We don’t need to wonder where that point is. We are children of the one and only sovereign God, the creator of all things, whose very being defines what is right. God gave us His law, not to intolerantly browbeat us into submission, but rather as a guide for us to live a genuinely good life in which we glorify Him for the salvation He’s given us.

Our constitution wisely considers all worldviews as equally legal, but this does not mean that all worldviews are equally valid. When we yield to ungodly behavior, we’re not being nice. Rather, we’re politely waving people on to consequences that will harm them, both in this life now, and the life to come. Nice people don't do that.

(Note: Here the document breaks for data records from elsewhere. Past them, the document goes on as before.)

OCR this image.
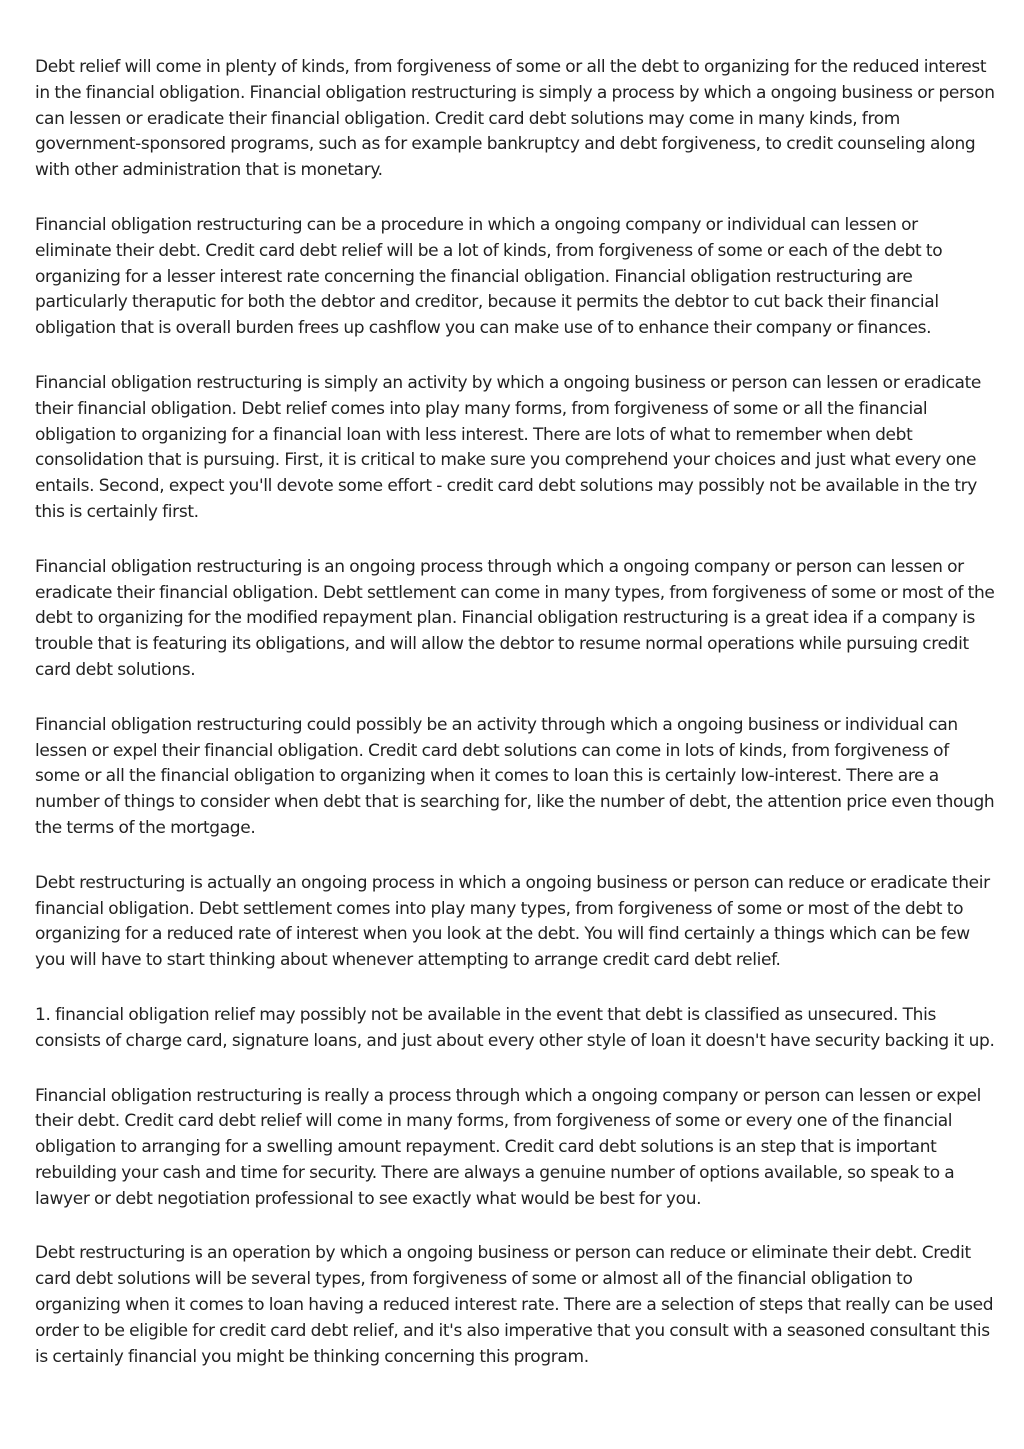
Debt relief will come in plenty of kinds, from forgiveness of some or all the debt to organizing for the reduced interest in the financial obligation. Financial obligation restructuring is simply a process by which a ongoing business or person can lessen or eradicate their financial obligation. Credit card debt solutions may come in many kinds, from government-sponsored programs, such as for example bankruptcy and debt forgiveness, to credit counseling along with other administration that is monetary.

Financial obligation restructuring can be a procedure in which a ongoing company or individual can lessen or eliminate their debt. Credit card debt relief will be a lot of kinds, from forgiveness of some or each of the debt to organizing for a lesser interest rate concerning the financial obligation. Financial obligation restructuring are particularly theraputic for both the debtor and creditor, because it permits the debtor to cut back their financial obligation that is overall burden frees up cashflow you can make use of to enhance their company or finances.

Financial obligation restructuring is simply an activity by which a ongoing business or person can lessen or eradicate their financial obligation. Debt relief comes into play many forms, from forgiveness of some or all the financial obligation to organizing for a financial loan with less interest. There are lots of what to remember when debt consolidation that is pursuing. First, it is critical to make sure you comprehend your choices and just what every one entails. Second, expect you'll devote some effort - credit card debt solutions may possibly not be available in the try this is certainly first.

Financial obligation restructuring is an ongoing process through which a ongoing company or person can lessen or eradicate their financial obligation. Debt settlement can come in many types, from forgiveness of some or most of the debt to organizing for the modified repayment plan. Financial obligation restructuring is a great idea if a company is trouble that is featuring its obligations, and will allow the debtor to resume normal operations while pursuing credit card debt solutions.

Financial obligation restructuring could possibly be an activity through which a ongoing business or individual can lessen or expel their financial obligation. Credit card debt solutions can come in lots of kinds, from forgiveness of some or all the financial obligation to organizing when it comes to loan this is certainly low-interest. There are a number of things to consider when debt that is searching for, like the number of debt, the attention price even though the terms of the mortgage.

Debt restructuring is actually an ongoing process in which a ongoing business or person can reduce or eradicate their financial obligation. Debt settlement comes into play many types, from forgiveness of some or most of the debt to organizing for a reduced rate of interest when you look at the debt. You will find certainly a things which can be few you will have to start thinking about whenever attempting to arrange credit card debt relief.

1. financial obligation relief may possibly not be available in the event that debt is classified as unsecured. This consists of charge card, signature loans, and just about every other style of loan it doesn't have security backing it up.

Financial obligation restructuring is really a process through which a ongoing company or person can lessen or expel their debt. Credit card debt relief will come in many forms, from forgiveness of some or every one of the financial obligation to arranging for a swelling amount repayment. Credit card debt solutions is an step that is important rebuilding your cash and time for security. There are always a genuine number of options available, so speak to a lawyer or debt negotiation professional to see exactly what would be best for you.

Debt restructuring is an operation by which a ongoing business or person can reduce or eliminate their debt. Credit card debt solutions will be several types, from forgiveness of some or almost all of the financial obligation to organizing when it comes to loan having a reduced interest rate. There are a selection of steps that really can be used order to be eligible for credit card debt relief, and it's also imperative that you consult with a seasoned consultant this is certainly financial you might be thinking concerning this program.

The Apostle John instructed us on how we can truly love others, and it stands in stark contrast to the 'tolerate everything' philosophy that dominates our society. The best way to love others, writes John, “is to love God and carry out His commands (1 John 5:2).”

In other words, true niceness is showing your love for God by living according to His design, and then encouraging others to do the same. True niceness is showing love to our neighbors by showing them both the love and the laws of the God who designed and created them in His image.

Keep being Minnesota-nice. Our country needs an infusion of it. But this doesn’t mean deferring to every deviant behavior the way we defer to other drivers at an intersection. Follow John’s advice to love others by loving God and keeping His commands.

By the way, it’s easy to recognize me driving around town. I’m the guy who actually goes when you wave me on at the stop sign. Thanks!

Chad Werkhoven is pastor at Worthington Christian Reformed Church.